Writing a brilliant passage has a drawback: it makes the more pedestrian lines in a book even more pedestrian. That Wolfe's editor let him down is not surprising (no one in the publishing world has the cojones to tap a titan on the shoulder and say uh-uh) but it's odd that Wolfe himself hasn't perceived the vast stretches of prose that don't contribute much or anything to the work.
The bed scene between Magdalena and a Russian oligarch is not only irrelevant but almost reads like a Harold Robbins novel (and Wolfe has already won one Bad Sex award). Similarly the girly exchanges between Magdalena and her flatmate are way over length, and the extensive family life of Nestor doesn't justify the space. The whole tome could shed a hundred pages and be much stronger for it. And the irony is that it's the blasts of genius that show up the filler.
At his best, and he's very much at his best in most of Back to Blood, there's no one as good as Wolfe.
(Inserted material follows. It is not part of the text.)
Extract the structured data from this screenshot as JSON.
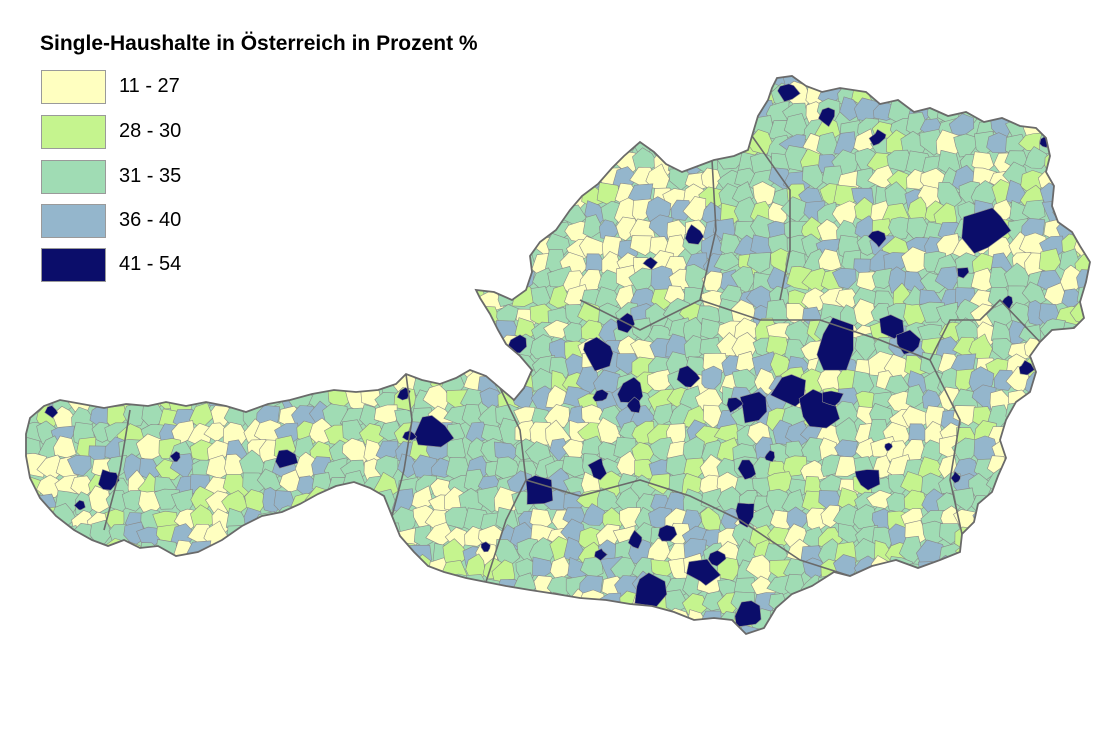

For bringing the world, or at least a world, to the page, Wolfe is the boss. Balzac, plus laughs. Roth, DeLillo, Ford, the other contenders, whatever their accomplishments, just look a bit lacklustre or limited in comparison. Wolfe's ambition, his imagination, his power, his eye, his ear, his spunk, his vocabulary are unmatched. I'd maintain that Wolfe is the greatest living writer in the English language, and I bow before a master.